# Spicy corn dip



## mops and hops (Apr 30, 2017)

My wife and I have been bringing this item to family get together or tailgate parties for some time. Not sure what to best call it....We've gave it a lot of interesting nicknames but I know it's a hit everytime we make it. Changing up the recipe a little each time but here is a good starting base. 
Package of last year sweet corn (2-3 cups drained)
Shredded cheddar cheese (1-2 cups)
Mayo (2-3 Tablespoons)
Sour cream (2-3 Tablespoons)
1 Diced/chopped white onion (or go bold w red)
2 Diced/chopped jalapeño 
1can of rotel (orig or spicy)
Add and mix w spoon. Taste and add or change how you like it... but I think half a sleeve of crackers disappeared getting it just right today b4 separating it into what we are taking to the dinner and keeping at home. Ha
Great if you let the dip set in fridge a couple hrs b4 serving. 
Saltines are good w it. But we like club crackers or the discount brand best!












IMG_2859.PNG



__ mops and hops
__ Apr 30, 2017


















IMG_2858.PNG



__ mops and hops
__ Apr 30, 2017


















IMG_2857.PNG



__ mops and hops
__ Apr 30, 2017


----------



## SmokinAl (Apr 30, 2017)

That looks & sounds delicious!

I'm definitely going to give this a try!

Thank you for sharing the recipe!

I'm sending you a point!

Al


----------



## b-one (Apr 30, 2017)

Sounds tasty,ever try it on tortilla chips?


----------



## mops and hops (Apr 30, 2017)

SmokinAl said:


> That looks & sounds delicious!
> 
> I'm definitely going to give this a try!
> 
> ...


It's a fun change up of a dip. U won't be disappointed. The real challenge is not returning to the fridge to finish the dip off at night after a few 12oz curls. Thanks!



b-one said:


> Sounds tasty,ever try it on tortilla chips?

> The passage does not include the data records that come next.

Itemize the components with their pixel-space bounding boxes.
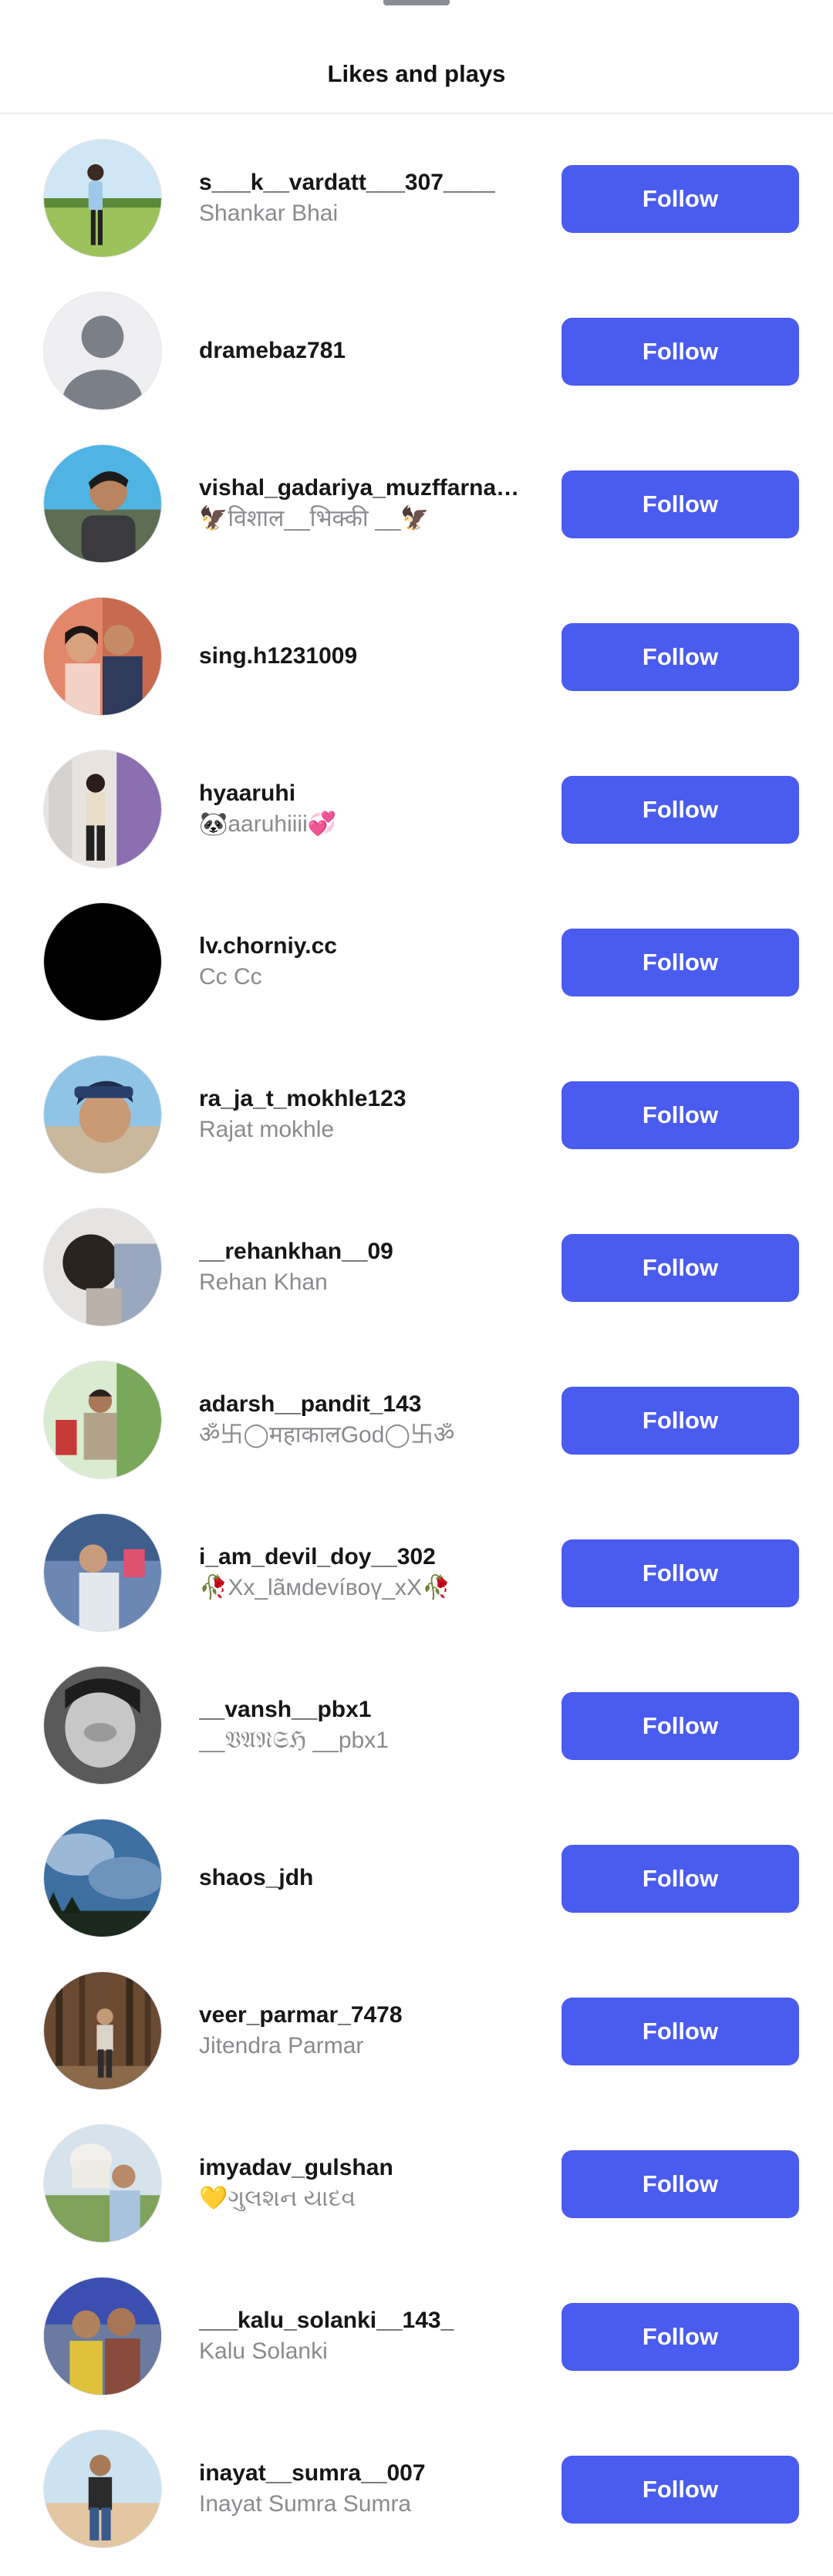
user-row[interactable]: dramebaz781 Follow (0, 275, 833, 427)
user-row[interactable]: veer_parmar_7478 Jitendra Parmar Follow (0, 1954, 833, 2107)
full-name: Rajat mokhle (199, 1117, 335, 1142)
follow-button[interactable]: Follow (562, 1387, 799, 1455)
user-row[interactable]: vishal_gadariya_muzffarnagar 🦅विशाल__भिक्… (0, 427, 833, 580)
follow-button[interactable]: Follow (562, 1998, 799, 2065)
avatar[interactable] (43, 1055, 162, 1174)
full-name: 🦅विशाल__भिक्की __🦅 (199, 506, 430, 531)
full-name: Rehan Khan (199, 1269, 328, 1295)
user-info[interactable]: __vansh__pbx1 __𝔙𝔄𝔑𝔖ℌ __pbx1 (199, 1649, 531, 1802)
username: __rehankhan__09 (199, 1239, 393, 1264)
user-row[interactable]: inayat__sumra__007 Inayat Sumra Sumra Foll… (0, 2412, 833, 2565)
follow-button[interactable]: Follow (562, 318, 799, 386)
full-name: Jitendra Parmar (199, 2033, 364, 2058)
user-info[interactable]: sing.h1231009 (199, 580, 531, 733)
default-person-icon[interactable] (43, 292, 162, 410)
likes-sheet: Likes and plays s___k__vardatt___307____… (0, 0, 833, 2576)
full-name: 🥀Xx_lãмdevíвoү_xX🥀 (199, 1575, 451, 1600)
username: ___kalu_solanki__143_ (199, 2308, 454, 2333)
follow-button[interactable]: Follow (562, 1234, 799, 1302)
follow-button[interactable]: Follow (562, 2456, 799, 2524)
avatar[interactable] (43, 750, 162, 868)
sheet-title: Likes and plays (327, 60, 506, 87)
avatar[interactable] (43, 1819, 162, 1937)
follow-button[interactable]: Follow (562, 623, 799, 691)
follow-button[interactable]: Follow (562, 929, 799, 996)
username: __vansh__pbx1 (199, 1697, 372, 1722)
username: sing.h1231009 (199, 643, 358, 669)
username: veer_parmar_7478 (199, 2002, 403, 2028)
user-row[interactable]: shaos_jdh Follow (0, 1802, 833, 1954)
user-info[interactable]: dramebaz781 (199, 275, 531, 427)
user-info[interactable]: i_am_devil_doy__302 🥀Xx_lãмdevíвoү_xX🥀 (199, 1496, 531, 1649)
user-row[interactable]: __rehankhan__09 Rehan Khan Follow (0, 1191, 833, 1344)
user-info[interactable]: vishal_gadariya_muzffarnagar 🦅विशाल__भिक्… (199, 427, 531, 580)
avatar[interactable] (43, 2124, 162, 2243)
user-row[interactable]: s___k__vardatt___307____ Shankar Bhai Foll… (0, 122, 833, 275)
follow-button[interactable]: Follow (562, 2150, 799, 2218)
username: shaos_jdh (199, 1865, 314, 1890)
sheet-header: Likes and plays (0, 0, 833, 114)
username: s___k__vardatt___307____ (199, 170, 495, 195)
username: dramebaz781 (199, 338, 346, 363)
username: ra_ja_t_mokhle123 (199, 1086, 406, 1111)
full-name: 🐼aaruhiiii💞 (199, 811, 337, 837)
username: vishal_gadariya_muzffarnagar (199, 475, 531, 501)
avatar[interactable] (43, 1971, 162, 2090)
avatar[interactable] (43, 444, 162, 563)
user-row[interactable]: i_am_devil_doy__302 🥀Xx_lãмdevíвoү_xX🥀 Fol… (0, 1496, 833, 1649)
avatar[interactable] (43, 1208, 162, 1327)
user-row[interactable]: adarsh__pandit_143 ॐ卐◯महाकालGod◯卐ॐ Follow (0, 1344, 833, 1496)
username: inayat__sumra__007 (199, 2460, 426, 2486)
avatar[interactable] (43, 2277, 162, 2396)
follow-button[interactable]: Follow (562, 776, 799, 844)
follow-button[interactable]: Follow (562, 2303, 799, 2371)
follow-button[interactable]: Follow (562, 165, 799, 233)
full-name: ॐ卐◯महाकालGod◯卐ॐ (199, 1422, 455, 1448)
full-name: __𝔙𝔄𝔑𝔖ℌ __pbx1 (199, 1728, 389, 1753)
avatar[interactable] (43, 1513, 162, 1632)
user-row[interactable]: ___kalu_solanki__143_ Kalu Solanki Follow (0, 2260, 833, 2412)
user-info[interactable]: __rehankhan__09 Rehan Khan (199, 1191, 531, 1344)
user-row[interactable]: imyadav_gulshan 💛ગુલશન યાદવ Follow (0, 2107, 833, 2260)
username: i_am_devil_doy__302 (199, 1544, 436, 1570)
avatar[interactable] (43, 1666, 162, 1785)
user-info[interactable]: ___kalu_solanki__143_ Kalu Solanki (199, 2260, 531, 2412)
user-info[interactable]: s___k__vardatt___307____ Shankar Bhai (199, 122, 531, 275)
user-info[interactable]: lv.chorniy.cc Cc Cc (199, 885, 531, 1038)
user-info[interactable]: shaos_jdh (199, 1802, 531, 1954)
user-row[interactable]: __vansh__pbx1 __𝔙𝔄𝔑𝔖ℌ __pbx1 Follow (0, 1649, 833, 1802)
full-name: Inayat Sumra Sumra (199, 2491, 412, 2517)
user-info[interactable]: ra_ja_t_mokhle123 Rajat mokhle (199, 1038, 531, 1191)
user-row[interactable]: lv.chorniy.cc Cc Cc Follow (0, 885, 833, 1038)
follow-button[interactable]: Follow (562, 1081, 799, 1149)
full-name: Shankar Bhai (199, 201, 339, 226)
user-list: s___k__vardatt___307____ Shankar Bhai Foll… (0, 122, 833, 2565)
username: adarsh__pandit_143 (199, 1391, 422, 1417)
full-name: Kalu Solanki (199, 2338, 328, 2364)
user-info[interactable]: imyadav_gulshan 💛ગુલશન યાદવ (199, 2107, 531, 2260)
follow-button[interactable]: Follow (562, 470, 799, 538)
user-info[interactable]: inayat__sumra__007 Inayat Sumra Sumra (199, 2412, 531, 2565)
user-row[interactable]: sing.h1231009 Follow (0, 580, 833, 733)
full-name: 💛ગુલશન યાદવ (199, 2186, 356, 2211)
username: lv.chorniy.cc (199, 933, 337, 959)
user-info[interactable]: veer_parmar_7478 Jitendra Parmar (199, 1954, 531, 2107)
username: hyaaruhi (199, 781, 296, 806)
full-name: Cc Cc (199, 964, 262, 990)
avatar[interactable] (43, 902, 162, 1021)
avatar[interactable] (43, 1360, 162, 1479)
user-row[interactable]: ra_ja_t_mokhle123 Rajat mokhle Follow (0, 1038, 833, 1191)
username: imyadav_gulshan (199, 2155, 393, 2180)
user-info[interactable]: adarsh__pandit_143 ॐ卐◯महाकालGod◯卐ॐ (199, 1344, 531, 1496)
avatar[interactable] (43, 2429, 162, 2548)
user-info[interactable]: hyaaruhi 🐼aaruhiiii💞 (199, 733, 531, 885)
follow-button[interactable]: Follow (562, 1692, 799, 1760)
avatar[interactable] (43, 597, 162, 716)
follow-button[interactable]: Follow (562, 1539, 799, 1607)
avatar[interactable] (43, 139, 162, 258)
follow-button[interactable]: Follow (562, 1845, 799, 1913)
user-row[interactable]: hyaaruhi 🐼aaruhiiii💞 Follow (0, 733, 833, 885)
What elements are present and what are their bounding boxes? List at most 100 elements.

That's how this dip originated back in the college years. But it's a cold dip and pretty dense if u make it heavy dairy portions.  Tortilla chips usually break apart.


----------



## chef jimmyj (Apr 30, 2017)

Sounds good. Reminds me of Pimento Cheese but with Corn!...JJ


----------



## b-one (Apr 30, 2017)

mops and hops said:


> SmokinAl said:
> 
> 
> > That looks & sounds delicious!
> ...



Makes sense,ever try it hot?


----------



## mops and hops (Apr 30, 2017)

b-one said:


> Makes sense,ever try it hot?


Hmmm. No I haven't. Unless ur talking about the next morning. Ha


----------



## JZ_Focus (Dec 15, 2017)

I did this for a Christmas party early this month, and it was a huge hit.  I personally would have liked it a little spicier, but I went on the mild side to make it friendly for everyone at the party.  I will definitely be making this again in the near future.


----------



## GaryHibbert (Dec 15, 2017)

Sounds like a great dip.  I'll be giving this a try this Christmas.
POINT
Gary


----------



## noboundaries (Dec 15, 2017)

I'm so glad I missed the original post back in April.  I didn't need another reason to avoid swimsuits.  Gary, thanks for resurrecting this thread.  I'll be making this soon.


----------



## JZ_Focus (Aug 20, 2019)

Time for a little resurrection! I had to dig for this one again, but it's worth it.  If you haven't made this yet, you definitely should!


----------